Georgie est une demoiselle de quatorze ans. Elle vit avec sa mère, son beau-père (qu’elle déteste) et sa demi-sœur qu’elle adore. Sa vie est faite de haut et de bas comme tous les adolescents. La vie familiale est parfois bien compliquée, tendue par l’attitude agressive, violente et malsaine de son beau-père. Elle peut cependant compter sur son amie qui la soutient. L’été arrive et G. doit donc garder sa sœur, elle s’ennuie et décide donc d’envoyer un premier mail à son acteur vedette Dylan Curtland, qui joue dans une fameuse série télévisée qu’elle adore. Elle lui explique à travers ses messages tous ce qui la touche, l’intéresse et lui fait du mal ! Elle ne s’attendait pas à une réponse si rapide, et pourtant de là va se nouer une très belle amitié faite de correspondances sincères entre elle et la fameuse personne qui se cache derrière l’adresse électronique de Dylan !!! sa vie va peu à peu prendre une autre tournure tant au niveau familial que relationnel.

J’ai beaucoup aimé ce livre.
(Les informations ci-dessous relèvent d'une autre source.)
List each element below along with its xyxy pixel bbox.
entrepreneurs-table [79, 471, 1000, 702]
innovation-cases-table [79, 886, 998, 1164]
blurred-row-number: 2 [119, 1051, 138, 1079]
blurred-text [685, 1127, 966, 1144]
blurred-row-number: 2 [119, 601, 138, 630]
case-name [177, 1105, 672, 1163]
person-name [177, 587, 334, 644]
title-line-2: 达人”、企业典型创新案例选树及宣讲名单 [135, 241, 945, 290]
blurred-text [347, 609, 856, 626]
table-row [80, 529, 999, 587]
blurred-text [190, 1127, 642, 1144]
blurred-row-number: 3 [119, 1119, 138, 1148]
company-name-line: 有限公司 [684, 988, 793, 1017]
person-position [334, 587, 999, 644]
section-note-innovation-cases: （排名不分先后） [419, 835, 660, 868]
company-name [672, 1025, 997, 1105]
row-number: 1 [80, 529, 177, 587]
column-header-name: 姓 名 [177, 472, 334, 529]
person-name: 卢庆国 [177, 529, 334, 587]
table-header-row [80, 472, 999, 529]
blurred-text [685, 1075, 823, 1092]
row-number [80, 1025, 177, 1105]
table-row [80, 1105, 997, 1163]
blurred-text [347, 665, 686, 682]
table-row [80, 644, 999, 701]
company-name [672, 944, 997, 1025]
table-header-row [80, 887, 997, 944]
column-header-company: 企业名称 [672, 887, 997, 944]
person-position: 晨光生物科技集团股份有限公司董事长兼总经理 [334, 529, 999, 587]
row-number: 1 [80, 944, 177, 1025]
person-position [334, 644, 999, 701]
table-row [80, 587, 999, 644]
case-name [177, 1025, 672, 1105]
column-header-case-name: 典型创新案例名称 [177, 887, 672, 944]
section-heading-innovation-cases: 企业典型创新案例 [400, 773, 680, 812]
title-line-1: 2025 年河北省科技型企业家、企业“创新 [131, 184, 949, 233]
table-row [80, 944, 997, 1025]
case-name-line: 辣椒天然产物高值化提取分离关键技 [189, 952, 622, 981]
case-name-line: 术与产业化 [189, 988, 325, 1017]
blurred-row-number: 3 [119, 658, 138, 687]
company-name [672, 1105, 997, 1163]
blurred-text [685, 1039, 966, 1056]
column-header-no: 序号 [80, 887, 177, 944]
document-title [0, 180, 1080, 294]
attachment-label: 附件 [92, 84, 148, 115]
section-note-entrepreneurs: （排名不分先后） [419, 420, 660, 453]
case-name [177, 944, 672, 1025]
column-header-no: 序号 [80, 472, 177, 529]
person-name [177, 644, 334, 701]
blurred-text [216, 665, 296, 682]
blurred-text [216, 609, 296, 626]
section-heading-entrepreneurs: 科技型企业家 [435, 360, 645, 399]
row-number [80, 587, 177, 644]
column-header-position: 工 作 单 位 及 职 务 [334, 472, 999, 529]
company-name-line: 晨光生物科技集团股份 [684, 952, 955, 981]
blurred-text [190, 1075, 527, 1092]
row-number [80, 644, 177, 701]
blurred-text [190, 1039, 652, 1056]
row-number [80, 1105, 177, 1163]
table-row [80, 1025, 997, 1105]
Il est très original puisqu’il est rédigé uniquement de mails. L’auteur a parfaitement réussi à créer un style pour chacun des correspondants. Deux personnes de milieux opposés, la naïveté de l’une et l’expérience de l’autre dus à leurs âges font de ce roman un mélange de sagesse et de maturité. On s’attache vite aux personnages et à leur histoire.
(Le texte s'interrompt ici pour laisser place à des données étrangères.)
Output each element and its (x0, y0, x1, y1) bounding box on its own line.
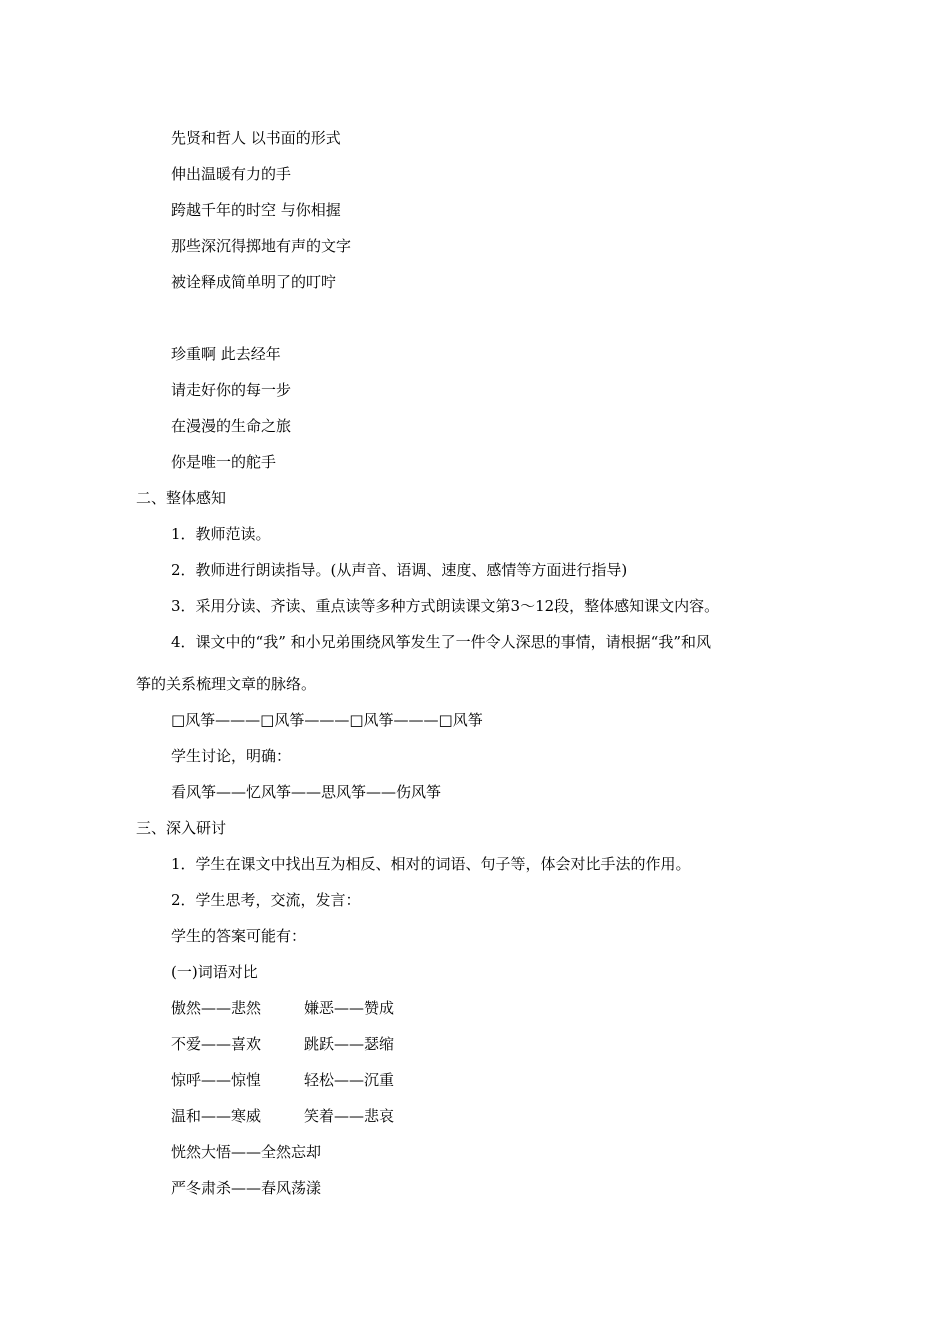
phrase-pair: 恍然大悟——全然忘却 (171, 1143, 322, 1161)
poem-line: 珍重啊 此去经年 (171, 345, 281, 363)
list-item: 3．采用分读、齐读、重点读等多种方式朗读课文第3～12段，整体感知课文内容。 (171, 597, 720, 615)
poem-line: 跨越千年的时空 与你相握 (171, 201, 341, 219)
word-pair: 不爱——喜欢 (171, 1035, 262, 1053)
poem-line: 伸出温暖有力的手 (171, 165, 292, 183)
sub-heading: (一)词语对比 (171, 963, 258, 981)
word-pair: 傲然——悲然 (171, 999, 262, 1017)
section-heading: 二、整体感知 (136, 489, 227, 507)
list-item: 1．教师范读。 (171, 525, 271, 543)
section-heading: 三、深入研讨 (136, 819, 227, 837)
poem-line: 那些深沉得掷地有声的文字 (171, 237, 352, 255)
word-pair-row (171, 998, 394, 1018)
word-pair: 惊呼——惊惶 (171, 1071, 262, 1089)
list-item: 2．教师进行朗读指导。(从声音、语调、速度、感情等方面进行指导) (171, 561, 628, 579)
poem-line: 被诠释成简单明了的叮咛 (171, 273, 337, 291)
blank-chain: □风筝———□风筝———□风筝———□风筝 (171, 711, 483, 729)
list-item: 1．学生在课文中找出互为相反、相对的词语、句子等，体会对比手法的作用。 (171, 855, 691, 873)
phrase-pair: 严冬肃杀——春风荡漾 (171, 1179, 322, 1197)
possible-answers-label: 学生的答案可能有： (171, 927, 307, 945)
poem-line: 请走好你的每一步 (171, 381, 292, 399)
discussion-text: 学生讨论，明确： (171, 747, 292, 765)
list-item: 4．课文中的“我” 和小兄弟围绕风筝发生了一件令人深思的事情，请根据“我”和风 (171, 633, 711, 651)
word-pair: 嫌恶——赞成 (304, 999, 395, 1017)
word-pair-row (171, 1106, 394, 1126)
word-pair: 跳跃——瑟缩 (304, 1035, 395, 1053)
word-pair-row (171, 1070, 394, 1090)
word-pair: 轻松——沉重 (304, 1071, 395, 1089)
word-pair: 温和——寒威 (171, 1107, 262, 1125)
poem-line: 你是唯一的舵手 (171, 453, 277, 471)
answer-chain: 看风筝——忆风筝——思风筝——伤风筝 (171, 783, 442, 801)
list-item: 2．学生思考，交流，发言： (171, 891, 361, 909)
word-pair-row (171, 1034, 394, 1054)
word-pair: 笑着——悲哀 (304, 1107, 395, 1125)
list-item-continuation: 筝的关系梳理文章的脉络。 (136, 675, 317, 693)
poem-line: 在漫漫的生命之旅 (171, 417, 292, 435)
poem-line: 先贤和哲人 以书面的形式 (171, 129, 341, 147)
J’ai donc lu ces échanges très rapidement, on souhaite toujours en apprendre davantage et connaître la fin de l’histoire au plus vite! A la fois drôle, tendre et grave, c’est un roman vivant qui donne de l’espoir et fait paraître la vie moins dure en abordant plusieurs thèmes essentiels, un très bon moment de lecture que je conseillerai dès la 6ème.